The Chinese embassy in Ottawa has denied that China stole Canadian information.
“The allegation that China tried to steal the secrets of Canada is entirely groundless,” said an embassy statement. “We firmly oppose this.”
The fight for the documents
After opposition parties spent years demanding access to government documents about the case, the federal government released hundreds of redacted pages on Wednesday.
The government initially opposed releasing the bulk of the information, arguing that it would be detrimental to national security. Prime Minister Justin Trudeau said he would instead share the documents with the National Security and Intelligence Committee of Parliamentarians (NSICOP), which is made up of MPs who are appointed by the prime minister and hold national security clearances.
In June 2021, opposition parties voted to declare the Liberal government in contempt of Parliament over its refusal to release the documents. The federal government then took the Speaker of the House of Commons to court to get a judge’s confirmation that it has the legal authority to withhold documents requested by members of Parliament sitting on a Commons committee.
Later, a special committee of MPs was set up to review the redactions. While the committee acknowledged some information should remain blacked-out due to national security concerns, it concluded that other information was being censored to protect government agencies. A panel of former judges signed off on the final release.
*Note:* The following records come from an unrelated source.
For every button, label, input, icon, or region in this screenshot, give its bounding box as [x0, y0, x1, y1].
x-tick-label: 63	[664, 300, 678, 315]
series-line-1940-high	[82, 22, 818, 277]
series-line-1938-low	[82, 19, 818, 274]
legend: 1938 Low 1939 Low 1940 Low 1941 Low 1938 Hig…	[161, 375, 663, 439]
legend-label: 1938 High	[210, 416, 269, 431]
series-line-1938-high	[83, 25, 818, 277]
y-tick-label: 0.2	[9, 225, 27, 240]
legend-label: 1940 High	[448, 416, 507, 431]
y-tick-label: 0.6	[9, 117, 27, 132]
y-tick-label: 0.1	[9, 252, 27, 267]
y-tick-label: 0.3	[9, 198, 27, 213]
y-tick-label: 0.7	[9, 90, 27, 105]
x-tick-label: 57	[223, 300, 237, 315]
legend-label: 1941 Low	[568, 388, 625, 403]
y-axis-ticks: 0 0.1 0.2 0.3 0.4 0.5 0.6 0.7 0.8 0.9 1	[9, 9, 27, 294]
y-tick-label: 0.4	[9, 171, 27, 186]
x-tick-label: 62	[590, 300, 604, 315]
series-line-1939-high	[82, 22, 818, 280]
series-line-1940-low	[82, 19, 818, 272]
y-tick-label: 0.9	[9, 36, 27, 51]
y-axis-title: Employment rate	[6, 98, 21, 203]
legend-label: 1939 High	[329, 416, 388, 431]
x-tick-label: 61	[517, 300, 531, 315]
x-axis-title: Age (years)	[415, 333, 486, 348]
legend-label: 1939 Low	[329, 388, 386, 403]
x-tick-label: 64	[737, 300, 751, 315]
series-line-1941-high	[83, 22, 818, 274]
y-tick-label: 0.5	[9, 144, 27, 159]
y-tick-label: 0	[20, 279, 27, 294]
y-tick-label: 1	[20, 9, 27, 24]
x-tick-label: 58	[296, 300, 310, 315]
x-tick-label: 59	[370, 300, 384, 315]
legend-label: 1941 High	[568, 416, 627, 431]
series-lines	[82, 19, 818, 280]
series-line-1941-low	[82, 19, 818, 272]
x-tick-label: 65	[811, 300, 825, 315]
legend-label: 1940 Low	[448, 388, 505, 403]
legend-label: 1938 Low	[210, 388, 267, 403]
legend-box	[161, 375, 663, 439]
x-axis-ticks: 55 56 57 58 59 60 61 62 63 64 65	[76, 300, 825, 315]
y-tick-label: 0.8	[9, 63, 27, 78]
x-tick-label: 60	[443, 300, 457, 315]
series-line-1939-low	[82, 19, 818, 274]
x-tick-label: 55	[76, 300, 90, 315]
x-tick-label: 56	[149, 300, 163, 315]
On Thursday, Prime Minister Trudeau and Conservative Leader Pierre Poilievre traded shots over the case.
Poilievre accused Trudeau of allowing China to “infiltrate” Canada and covering it up by delaying the release of the documents.
Later that day, Trudeau accused Poilievre of weaponizing national security.
“The quickness with which they’re looking for partisan advantage is not just undermining Canadians’ trust in the system, but interfering with the ability of Parliament to deal with this,” he said.
Trudeau said he’s asked his national security adviser to look into what happened at the lab and to make recommendations.
The RCMP says it’s still investigating the matter.